What's new in the Rust CLI
The Rust implementation is now the maintained Codex CLI and serves as the default experience. It includes a number of features that the legacy TypeScript CLI never supported.
Config
Codex supports a rich set of configuration options. Note that the Rust CLI uses config.toml instead of config.json. See docs/config.md for details.
Model Context Protocol Support
MCP client
Codex CLI functions as an MCP client that allows the Codex CLI and IDE extension to connect to MCP servers on startup. See the configuration documentation for details.
MCP server (experimental)
Codex can be launched as an MCP server by running codex mcp-server. This allows other MCP clients to use Codex as a tool for another agent.
Use the @modelcontextprotocol/inspector to try it out:
npx @modelcontextprotocol/inspector codex mcp-server
Use codex mcp to add/list/get/remove MCP server launchers defined in config.toml, and codex mcp-server to run the MCP server directly.
Notifications
You can enable notifications by configuring a script that is run whenever the agent finishes a turn. The notify documentation includes a detailed example that explains how to get desktop notifications via terminal-notifier on macOS. When Codex detects that it is running under WSL 2 inside Windows Terminal (WT_SESSION is set), the TUI automatically falls back to native Windows toast notifications so approval prompts and completed turns surface even though Windows Terminal does not implement OSC 9.
codex exec to run Codex programmatically/non-interactively
To run Codex non-interactively, run codex exec PROMPT (you can also pass the prompt via stdin) and Codex will work on your task until it decides that it is done and exits. If you provide both a prompt argument and piped stdin, Codex appends stdin as a <stdin> block after the prompt so patterns like echo "my output" | codex exec "Summarize this concisely" work naturally. Output is printed to the terminal directly. You can set the RUST_LOG environment variable to see more about what's going on.

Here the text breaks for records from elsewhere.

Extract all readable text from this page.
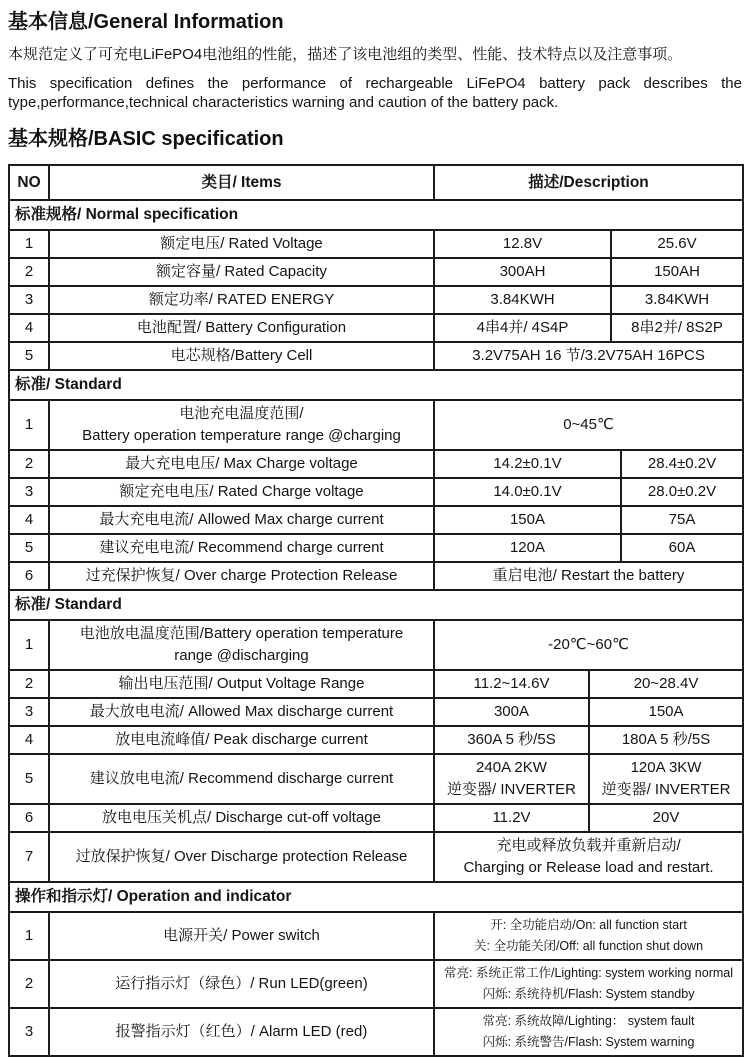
基本信息/General Information

本规范定义了可充电LiFePO4电池组的性能，描述了该电池组的类型、性能、技术特点以及注意事项。

This specification defines the performance of rechargeable LiFePO4 battery pack describes the
type,performance,technical characteristics warning and caution of the battery pack.

基本规格/BASIC specification
NO	类目/ Items	描述/Description
标准规格/ Normal specification			
1	额定电压/ Rated Voltage	12.8V	25.6V

2	额定容量/ Rated Capacity	300AH	150AH

3	额定功率/ RATED ENERGY	3.84KWH	3.84KWH

4	电池配置/ Battery Configuration	4串4并/ 4S4P	8串2并/ 8S2P

5	电芯规格/Battery Cell	3.2V75AH 16 节/3.2V75AH 16PCS	
标准/ Standard			
1	电池充电温度范围/
Battery operation temperature range @charging	0~45℃	

2	最大充电电压/ Max Charge voltage	14.2±0.1V	28.4±0.2V

3	额定充电电压/ Rated Charge voltage	14.0±0.1V	28.0±0.2V

4	最大充电电流/ Allowed Max charge current	150A	75A

5	建议充电电流/ Recommend charge current	120A	60A

6	过充保护恢复/ Over charge Protection Release	重启电池/ Restart the battery	
标准/ Standard			
1	电池放电温度范围/Battery operation temperature
range @discharging	-20℃~60℃	

2	输出电压范围/ Output Voltage Range	11.2~14.6V	20~28.4V

3	最大放电电流/ Allowed Max discharge current	300A	150A

4	放电电流峰值/ Peak discharge current	360A 5 秒/5S	180A 5 秒/5S

5	建议放电电流/ Recommend discharge current	240A 2KW
逆变器/ INVERTER	120A 3KW
逆变器/ INVERTER

6	放电电压关机点/ Discharge cut-off voltage	11.2V	20V

7	过放保护恢复/ Over Discharge protection Release	充电或释放负载并重新启动/
Charging or Release load and restart.	
操作和指示灯/ Operation and indicator		
1	电源开关/ Power switch	开: 全功能启动/On: all function start
关: 全功能关闭/Off: all function shut down

2	运行指示灯（绿色）/ Run LED(green)	常亮: 系统正常工作/Lighting: system working normal
闪烁: 系统待机/Flash: System standby

3	报警指示灯（红色）/ Alarm LED (red)	常亮: 系统故障/Lighting： system fault
闪烁: 系统警告/Flash: System warning
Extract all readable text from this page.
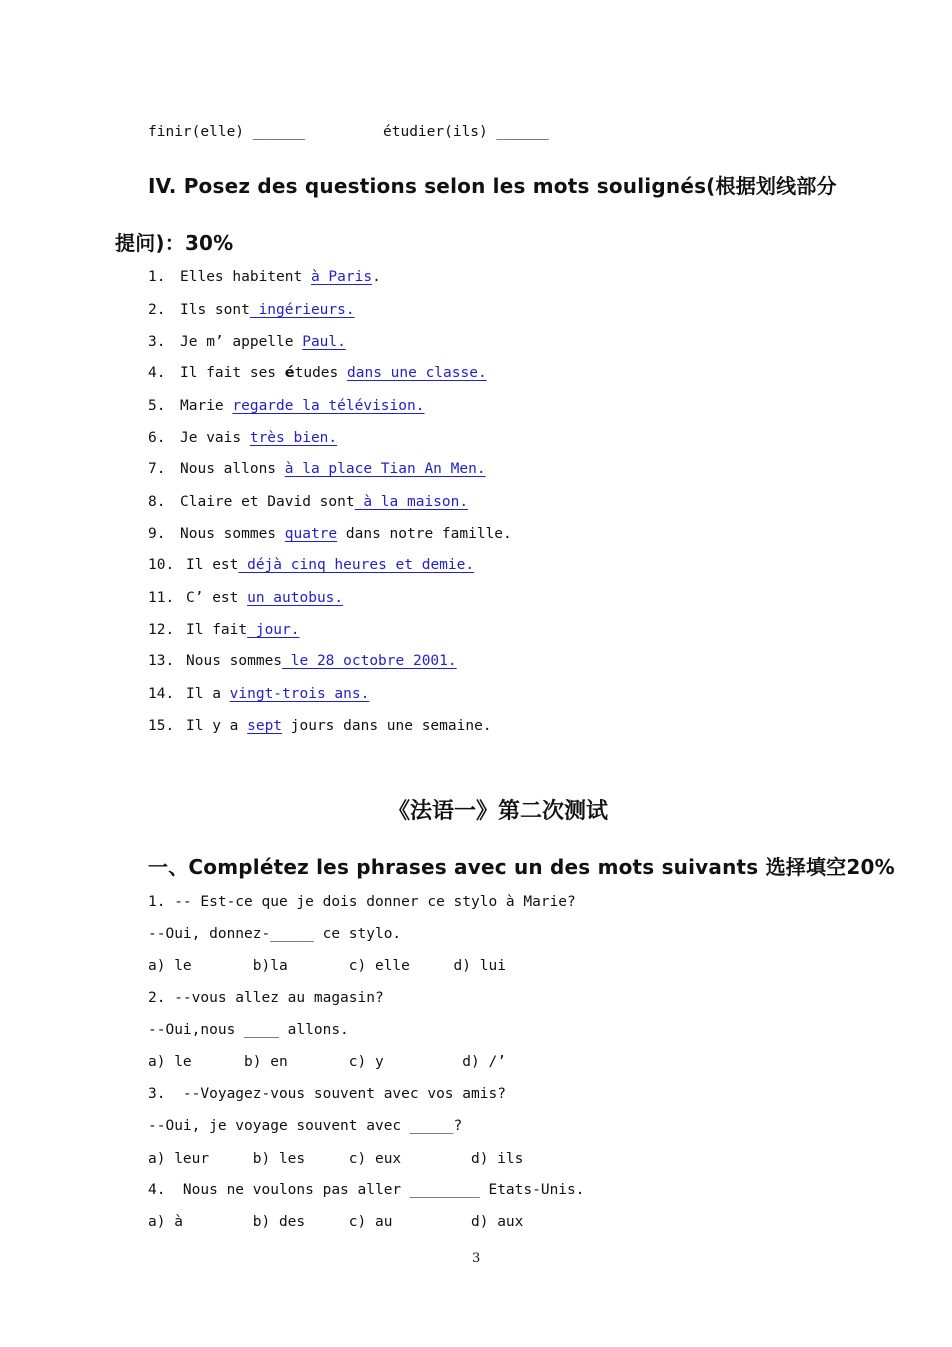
finir(elle) ______	étudier(ils) ______
IV. Posez des questions selon les mots soulignés(根据划线部分
提问)：30%
1. Elles habitent à Paris.
2. Ils sont ingérieurs.
3. Je m’ appelle Paul.
4. Il fait ses études dans une classe.
5. Marie regarde la télévision.
6. Je vais très bien.
7. Nous allons à la place Tian An Men.
8. Claire et David sont à la maison.
9. Nous sommes quatre dans notre famille.
10. Il est déjà cinq heures et demie.
11. C’ est un autobus.
12. Il fait jour.
13. Nous sommes le 28 octobre 2001.
14. Il a vingt-trois ans.
15. Il y a sept jours dans une semaine.
《法语一》第二次测试
一、Complétez les phrases avec un des mots suivants 选择填空20%
1. -- Est-ce que je dois donner ce stylo à Marie?
--Oui, donnez-_____ ce stylo.
a) le       b)la       c) elle     d) lui
2. --vous allez au magasin?
--Oui,nous ____ allons.
a) le      b) en       c) y         d) /’
3.  --Voyagez-vous souvent avec vos amis?
--Oui, je voyage souvent avec _____?
a) leur     b) les     c) eux        d) ils
4.  Nous ne voulons pas aller ________ Etats-Unis.
a) à        b) des     c) au         d) aux
3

Use codex exec --ephemeral ... to run without persisting session rollout files to disk.
Experimenting with the Codex Sandbox
To test to see what happens when a command is run under the sandbox provided by Codex, we provide the following subcommands in Codex CLI:
# macOS
codex sandbox macos [--full-auto] [--log-denials] [COMMAND]...
# Linux
codex sandbox linux [--full-auto] [COMMAND]...
# Windows
codex sandbox windows [--full-auto] [COMMAND]...
# Legacy aliases
codex debug seatbelt [--full-auto] [--log-denials] [COMMAND]...
codex debug landlock [--full-auto] [COMMAND]...
Selecting a sandbox policy via --sandbox
The Rust CLI exposes a dedicated --sandbox (-s) flag that lets you pick the sandbox policy without having to reach for the generic -c/--config option:
# Run Codex with the default, read-only sandbox
codex --sandbox read-only
# Allow the agent to write within the current workspace while still blocking network access
codex --sandbox workspace-write
# Danger! Disable sandboxing entirely (only do this if you are already running in a container or other isolated env)
codex --sandbox danger-full-access
The same setting can be persisted in ~/.codex/config.toml via the top-level sandbox_mode = "MODE" key, e.g. sandbox_mode = "workspace-write".
In workspace-write, Codex also includes ~/.codex/memories in its writable roots so memory maintenance does not require an extra approval.
Code Organization
This folder is the root of a Cargo workspace. It contains quite a bit of experimental code, but here are the key crates:
core/contains the business logic for Codex. Ultimately, we hope this to be a library crate that is generally useful for building other Rust/native applications that use Codex.exec/"headless" CLI for use in automation.tui/CLI that launches a fullscreen TUI built with Ratatui.cli/CLI multitool that provides the aforementioned CLIs via subcommands.
If you want to contribute or inspect behavior in detail, start by reading the module-level README.md files under each crate and run the project workspace from the top-level codex-rs directory so shared config, features, and build scripts stay aligned.